Toxic Mould

Toxic Mould is defined as a large concentration of mould within a structure. Serious microbial growth can occur when moisture makes contact with susceptible building materials.

Exposure to mould can produce a variety of symptoms such as eye irritation, runny nose, nausea, asthma aggravation and more serious conditions.  Infants, children and pregnant women are particularly at risk. Toxic mould must be identified either through visual inspection, surface or air sampling.

If toxic mould is suspected, the locations of the mould and the source of any leaks should be inspected. In particular, medium to large scale mould cleaning should not be attempted by the building owner; improper techniques and equipment could lead to further contamination. Contact us today for consultation and a free estimate.

More about Toxic Mould

The term “mould” refers to a broad group of over 100,000 known microorganisms. Mould, also known in biology as “fungi”, occur naturally in the environment and play a vital role in the global ecosystem. Background levels of mould spores are nearly always present both outside and within buildings and do not pose a health hazard.

Toxic mould is defined as large concentrations of mould within a home or building, far in excess of background levels. Certain species of mould are more toxic than others.
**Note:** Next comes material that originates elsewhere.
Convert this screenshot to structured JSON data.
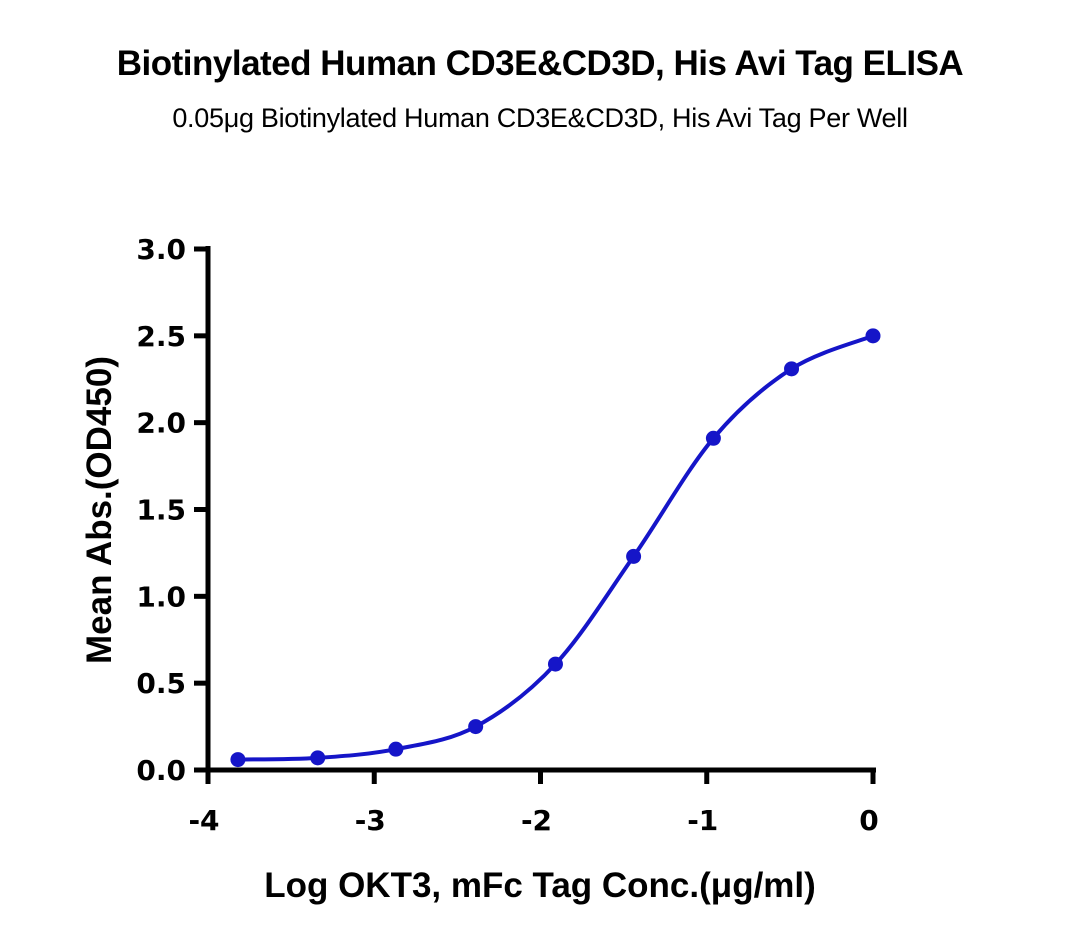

Serious mould growth will not usually occur unless an environment develops within a home that is conducive to growth. Specifically, mould reproduces when there is an appropriate surface on which to colonize combined with sufficient moisture and heat. Water damage or humidity issues inside a home, often lead to mould growth.

Materials Susceptible To Mould:
- Drywall, wall paper
- Wood, wood products
- Ceiling tiles, carpets
- Building contents
+ many other porous materials

Numerous studies and investigations have clearly demonstrated that exposure to toxic mould is a real and significant health hazard. The specific threat to human health is dependent on several variables including mould species, spore concentrations, building conditions, etc. Also, given identical exposure to the same variables within a building, different people will respond differently to exposure; with symptoms ranging from benign to life threatening.

Exposure Symptoms
- Runny nose, eye irritation
- Nausea, flu-like symptoms
- Congestion, headaches
- Asthma aggravation
+ more serious conditions

Who Is Most At Risk?
- Infants and children
- Pregnant women
- The Elderly
- Individuals with respiratory conditions
- Individuals with allergies
- Persons with weakened immune systems

If toxic mould is suspected, the first step is to perform a visual inspection. Often a visual inspection is sufficient to identify problems areas that require remediation. Other options for mould identification include surface sampling and air sampling. Sampling is conducted by a trained environmental consultant and analyzed by a laboratory.

If toxic mould is suspected, the locations of the mould and source of any leaks should be identified either visually or through testing. Mould susceptible individuals should eliminate or reduce their exposure to the contaminated environment.

Medium to large scale mould cleaning should not be attempted by the homeowner. Improper techniques and equipment may lead to toxic spores contaminating the home and causing injury to the person doing the work. Toxic mould should be cleaned by a qualified environmental contractor.